Reaching Mr. Harrison's house I found the family anxious and excited. Mr. H., to avoid capture, had concealed himself in the garden. I expressed my regrets to Mrs. H. that I was unable to keep my engagement, as I had another, which was a little more pressing. She insisted that I remain with them until the hour for leaving and I sat down to meditate on the fate that the future had in store for me. When a boy I had often sung the old hymn containing the words:
"Sweet prospects, sweet birds and sweet flowers," but the prospect that loomed up before me that summer afternoon had no flavor of sugar or honey and, as I now recall it, not even a trace of sorghum molasses to shade its bitterness. As I sat there on the piazza, a Federal brigade passed in a short distance of the house followed by a crowd of contrabands. One of the soldiers came in and took a ham from the pantry without taking the trouble to ask for it. Others passed through the yard on other errands. Nothing was said to me and I made no special effort to attract their attention. I was saying nothing, but I was doing some pretty tall thinking. The idea had occurred to me, either, as Judge Longstreet has said, by "internal suggestion or the bias of jurisprudence," that if I remained quietly where I was, I might be overlooked and I decided to make the experiment. At 5 p. m. the squad of convalescents was re-formed and marched off under guard, passing within a short distance of where I sat. Possibly I felt that my place was properly among them, but I felt no disposition to halt them in order to secure it and my heart grew lighter as the line grew dim in the distance and finally vanished. I have sometimes been accused of being absent-minded, but on that occasion I had reason to be grateful for being absent-bodied.
At nightfall I returned to my hospital cot and slept the sleep of the just. I was in no hurry to rise next morning until at 9 a. m., some one came in and reported that all the raiders had shaken the dust of Oxford from their feet. My escape was due to "Macaria" and for that reason I have always felt kindly towards the book and its author. In my condition a Northern prison would have meant for me slow death and an unmarked grave and these records would have been unwritten or penned by other hands.
A SLAVES LOYALTY.
On the same day Col. H. D. Capers of the 12th Ga. Battalion, was in Oxford recuperating from a wound received in Virginia. Being advised of the approach of Garrard's division, he leaped through a rear window of his residence and taking a country road proceeded to change his base at double-quick step. Learning of his escape a squad of cavalry started in pursuit and on reaching a fork in the road they asked a negro standing by which route Col. Capers had taken. The slave, faithful to his master's friend, intentionally misinformed them and before the error was discovered the colonel was safely hidden.
This act of faithfulness recalls the unswerving loyalty of the race during the horrors of a four years' struggle, whose issue meant their freedom. Suggesting as it does the ties of friendship between master and servant in the old slave days, it furnishes a reason for the kindly interest the South still feels in the remnant of a class that is fading from the earth and may account for the further fact that on this institution, despite its faults, there rested for a hundred years Heaven's benediction and the smile of God.
ONE AGAINST THREE THOUSAND.
Rumors of the raid had been current for several days before its occurrence, and a Mr.
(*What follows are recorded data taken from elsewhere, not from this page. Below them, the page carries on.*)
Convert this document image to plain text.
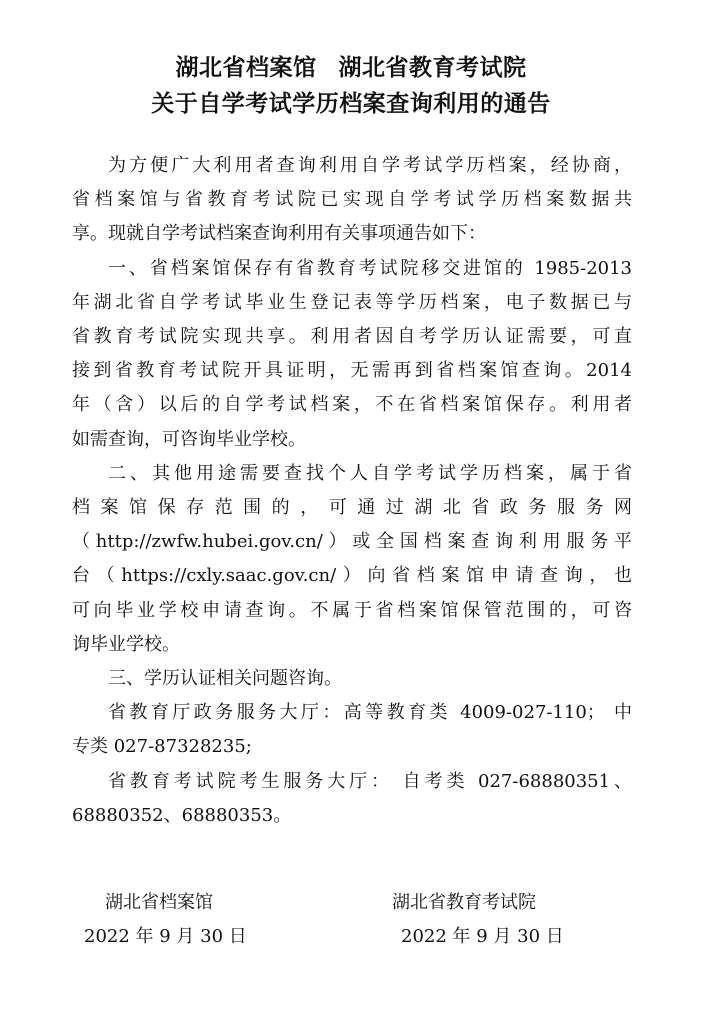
湖北省档案馆 湖北省教育考试院
关于自学考试学历档案查询利用的通告

为方便广大利用者查询利用自学考试学历档案，经协商，
省档案馆与省教育考试院已实现自学考试学历档案数据共
享。现就自学考试档案查询利用有关事项通告如下：

一、省档案馆保存有省教育考试院移交进馆的 1985-2013
年湖北省自学考试毕业生登记表等学历档案，电子数据已与
省教育考试院实现共享。利用者因自考学历认证需要，可直
接到省教育考试院开具证明，无需再到省档案馆查询。2014
年（含）以后的自学考试档案，不在省档案馆保存。利用者
如需查询，可咨询毕业学校。

二、其他用途需要查找个人自学考试学历档案，属于省
档案馆保存范围的，可通过湖北省政务服务网
（http://zwfw.hubei.gov.cn/）或全国档案查询利用服务平
台（https://cxly.saac.gov.cn/）向省档案馆申请查询，也
可向毕业学校申请查询。不属于省档案馆保管范围的，可咨
询毕业学校。

三、学历认证相关问题咨询。

省教育厅政务服务大厅：高等教育类 4009-027-110； 中
专类 027-87328235;

省教育考试院考生服务大厅： 自考类 027-68880351、
68880352、68880353。

湖北省档案馆
2022 年 9 月 30 日
湖北省教育考试院
2022 年 9 月 30 日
Jones, a citizen of Covington, Ga., whose hatred of everything blue had been inflamed by reports of outrages committed by Sherman's army, pledged himself to kill the first Federal soldier who approached his home. Learning that Garrard's division had reached the town, he loaded his squirrel rifle and taking his stand in front of the court house he awaited his opportunity. He had been on post but a little while when a Federal cavalryman approached with a squad of convalescents captured at the hospital. Jones allowed him to come within close range and then raised his rifle. The Yankee shouted to him: "Don't shoot," but his purpose was not to be changed and his victim dropped from the saddle. Reloading his rifle and changing his position to another street a second squad of prisoners came by and again his rifle brought down its game. Reloading the third time he intercepted a platoon of cavalry and fired into it, wounding two of them. They captured him, shot him to death and then beat out his brains with the butts of their rifles. He doubtless anticipated such a fate and went coolly to certain death with no hope of fame and with only the satisfaction of getting two for one.
Geo. Daniel, a Confederate quartermaster, chanced to be at home on furlough in Covington on the same day. He had been out bird hunting that morning and on his return was captured by the Yankees, who enraged by the killing of two of their men by Jones, determined to shoot Daniel simply because he was found with a gun in his hand. His protest that he was out for no hostile purpose availed him nothing. He was ordered to face his executioners and an effort was made to bind a handkerchief over his eyes. He drew it away and said, "No, a Confederate soldier can face death without being blindfolded." The rifles rang out and he fell, another victim to the humane influence of Northern civilization.